第4章 恋知りの謳【謙信】
3羽のうさぎたちは、鼻をひくひくさせながら、謙信のあぐらの中で満足気な顔をしている。
周りでは、他のうさぎたちもピョコピョコと跳ねているのだが、
表情は崩さないが、優しくうさぎたちを撫でる謙信と、そうされるのが嬉しそうなうさぎたち。
その信頼関係のようなものが羨ましいような、微笑ましいような…不思議な感情に包まれた美蘭。

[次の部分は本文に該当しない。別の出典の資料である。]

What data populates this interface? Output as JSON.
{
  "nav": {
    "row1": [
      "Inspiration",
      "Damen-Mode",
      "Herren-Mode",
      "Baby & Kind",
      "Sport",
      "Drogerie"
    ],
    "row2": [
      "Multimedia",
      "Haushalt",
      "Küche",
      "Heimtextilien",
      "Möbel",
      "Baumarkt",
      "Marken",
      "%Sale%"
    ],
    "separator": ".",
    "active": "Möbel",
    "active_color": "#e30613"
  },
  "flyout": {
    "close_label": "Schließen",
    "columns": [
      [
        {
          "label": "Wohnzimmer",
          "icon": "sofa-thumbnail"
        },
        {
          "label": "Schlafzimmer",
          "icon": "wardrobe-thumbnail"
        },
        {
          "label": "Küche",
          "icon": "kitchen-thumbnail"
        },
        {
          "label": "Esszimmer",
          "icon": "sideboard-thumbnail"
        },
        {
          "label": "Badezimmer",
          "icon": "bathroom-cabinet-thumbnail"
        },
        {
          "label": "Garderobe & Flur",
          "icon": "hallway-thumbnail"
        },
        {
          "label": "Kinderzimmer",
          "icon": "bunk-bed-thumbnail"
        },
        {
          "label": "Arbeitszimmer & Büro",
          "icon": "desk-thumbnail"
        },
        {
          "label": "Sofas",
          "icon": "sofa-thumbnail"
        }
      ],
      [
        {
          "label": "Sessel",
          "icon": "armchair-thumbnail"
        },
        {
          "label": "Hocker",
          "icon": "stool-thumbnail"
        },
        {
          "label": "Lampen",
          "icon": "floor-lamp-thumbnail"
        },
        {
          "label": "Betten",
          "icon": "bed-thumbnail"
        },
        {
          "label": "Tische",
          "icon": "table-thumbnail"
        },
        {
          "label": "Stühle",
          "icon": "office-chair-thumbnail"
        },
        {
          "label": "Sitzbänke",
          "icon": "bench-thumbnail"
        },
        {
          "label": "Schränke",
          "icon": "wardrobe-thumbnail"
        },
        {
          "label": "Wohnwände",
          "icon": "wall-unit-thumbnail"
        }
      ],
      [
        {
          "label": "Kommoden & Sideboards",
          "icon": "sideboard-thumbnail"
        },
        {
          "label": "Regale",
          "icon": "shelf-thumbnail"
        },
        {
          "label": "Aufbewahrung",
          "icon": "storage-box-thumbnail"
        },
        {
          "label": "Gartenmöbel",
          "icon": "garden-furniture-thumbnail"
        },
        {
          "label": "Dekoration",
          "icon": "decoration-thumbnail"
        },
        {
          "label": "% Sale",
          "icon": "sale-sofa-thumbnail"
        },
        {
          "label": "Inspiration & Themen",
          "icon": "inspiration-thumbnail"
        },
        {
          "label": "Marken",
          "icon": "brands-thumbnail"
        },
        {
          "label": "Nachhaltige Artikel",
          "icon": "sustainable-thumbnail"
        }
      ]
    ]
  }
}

「うふふ。このコたち、大好きな謙信様に抱っこしてもらって…うっとりしてますね♡」
謙信のあぐらの中のうさぎを撫でながら、ふと顔を上げると、
「…っ!」
美蘭は、
予想外に近くにあった謙信の顔に驚いた。
そして
美しく整った顔から放たれる、
ゆるぎない視線に、胸がドキドキと高鳴った。
「…やっと、笑顔を見せたな。」
「…!」
美蘭は、
謙信に言われて、自分が久し振りに、思い切り笑えたことに気づいた。
「そんなに安土が恋しいか。春日山は…嫌いか?」
「そんなこと!…ないです。」
「なら何故…いつもあのように曇った顔でいるのだ。」
謙信は、切なそうに目を細めた。
「それは…本当は、笑いたいんですけど。笑ってしまったら…信玄様に口付けされてしまいますし…。」
謙信の目をそのまま見つめていたら、自分が自分ではなくなってしまいそうで。
美蘭は、ドキドキする胸を落ち着かせたくて謙信から目を逸らした。
「…ふ。連れ去られて来たというのに…春日山は気に入っておるのか。」
「ふふ。人質なのにおかしいですよね。でも、皆さんが好きです。」
美蘭はうさぎを撫でながら、話を続ける。
「わたしの立場は織田の人質です。でも皆さんと話して…安土の皆さんも、春日山の皆さんも…それぞれの事情や信念の為に戦っていることがわかりました。」
謙信は、黙ってその話を聞いた。
「生まれた場所や立場が違ったら、手を取り合えたかも知れない。そう思ったらわたしは…どちらの味方も出来なくなってしまいました。」
「おまえは…甘ったるいな。」
この乱世に、いったい何を言っているのか。
だが、美蘭が言うと
敵も味方もない、そんな世界があるような気がしてしまう。